The ‘cheapest’ way to learn all the characters in the network is then to start with the ‘trunk’ characters that have the highest number of branches, and work up through the layers. But that could leave you knowing a lot of words you rarely need to use. If, on the other hand, you simply learn characters in order of use frequency (as some learning methods do), you fail to take advantage of the network connections that can aid recognition.

The idea approach is a compromise between the two. Wu and colleagues therefore adjust the relationship network by giving a certain weighting or priority to each character depending on its use frequency. Then the learning path spreads gradually through the network while picking up most of the common characters first. It’s rather like planning a shopping trip by seeking a short total path between shops while also contriving to pick up the heaviest items last.

The researchers compared the learning cost of their strategy with that for the most widely used textbook in Chinese primary schools (covering 2,475 characters) and a popular textbook for learning Chinese as a second language. For a given cost, their new strategy picked up both considerably more characters in total and a significantly greater total use frequency than the two alternatives.

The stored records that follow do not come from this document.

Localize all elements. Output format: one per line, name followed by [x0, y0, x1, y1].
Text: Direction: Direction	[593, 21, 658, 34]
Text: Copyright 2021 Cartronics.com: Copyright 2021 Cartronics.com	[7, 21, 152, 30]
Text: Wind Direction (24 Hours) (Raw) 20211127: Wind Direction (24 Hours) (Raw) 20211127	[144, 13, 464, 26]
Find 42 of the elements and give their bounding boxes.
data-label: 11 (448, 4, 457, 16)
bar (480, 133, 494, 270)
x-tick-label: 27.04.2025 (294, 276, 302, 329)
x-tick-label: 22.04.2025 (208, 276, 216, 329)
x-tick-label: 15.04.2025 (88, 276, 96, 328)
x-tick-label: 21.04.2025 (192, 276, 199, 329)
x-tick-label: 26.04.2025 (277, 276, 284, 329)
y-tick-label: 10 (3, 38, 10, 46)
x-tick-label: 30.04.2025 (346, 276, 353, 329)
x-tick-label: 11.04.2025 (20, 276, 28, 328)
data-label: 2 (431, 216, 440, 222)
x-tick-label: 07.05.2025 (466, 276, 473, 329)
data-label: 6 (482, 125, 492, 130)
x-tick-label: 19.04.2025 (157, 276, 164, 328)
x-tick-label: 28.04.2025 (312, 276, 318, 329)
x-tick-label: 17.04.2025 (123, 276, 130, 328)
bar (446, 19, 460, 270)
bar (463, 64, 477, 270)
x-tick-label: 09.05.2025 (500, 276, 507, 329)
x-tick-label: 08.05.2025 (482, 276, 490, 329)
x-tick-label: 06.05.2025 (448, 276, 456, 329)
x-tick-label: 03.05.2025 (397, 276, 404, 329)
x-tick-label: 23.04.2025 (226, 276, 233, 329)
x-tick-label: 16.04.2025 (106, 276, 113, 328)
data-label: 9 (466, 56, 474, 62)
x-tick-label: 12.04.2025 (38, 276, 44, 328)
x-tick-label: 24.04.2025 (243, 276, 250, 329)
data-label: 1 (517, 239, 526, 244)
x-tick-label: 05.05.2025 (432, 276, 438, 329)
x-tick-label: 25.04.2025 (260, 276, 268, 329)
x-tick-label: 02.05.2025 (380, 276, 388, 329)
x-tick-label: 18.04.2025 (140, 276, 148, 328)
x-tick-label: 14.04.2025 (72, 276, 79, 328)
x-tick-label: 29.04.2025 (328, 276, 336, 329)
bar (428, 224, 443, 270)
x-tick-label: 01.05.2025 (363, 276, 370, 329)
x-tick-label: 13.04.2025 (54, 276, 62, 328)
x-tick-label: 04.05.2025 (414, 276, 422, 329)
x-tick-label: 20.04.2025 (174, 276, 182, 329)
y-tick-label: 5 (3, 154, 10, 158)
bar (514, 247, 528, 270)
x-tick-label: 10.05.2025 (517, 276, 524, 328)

What’s more, the researchers say that their approach would allow each student’s learning strategy to be tailored to his or her individual strengths – for example, to suit those who have already learnt some characters. This just isn’t possible with traditional approaches.

Of course, the ultimate test is whether students do actually learn faster. This remains to be seen. But with a debate already raging in China over whether current teaching methods are the most suitable, this new proposal shows that there may be rational ways to pursue the question.

X. Yan, Y. Fan, Z. Di, S. Havlin & J. Wu, preprint.

1 comment:

JimmyGiro said...

So when's the book coming out:

"Eats, shoots, and builds a road net-work."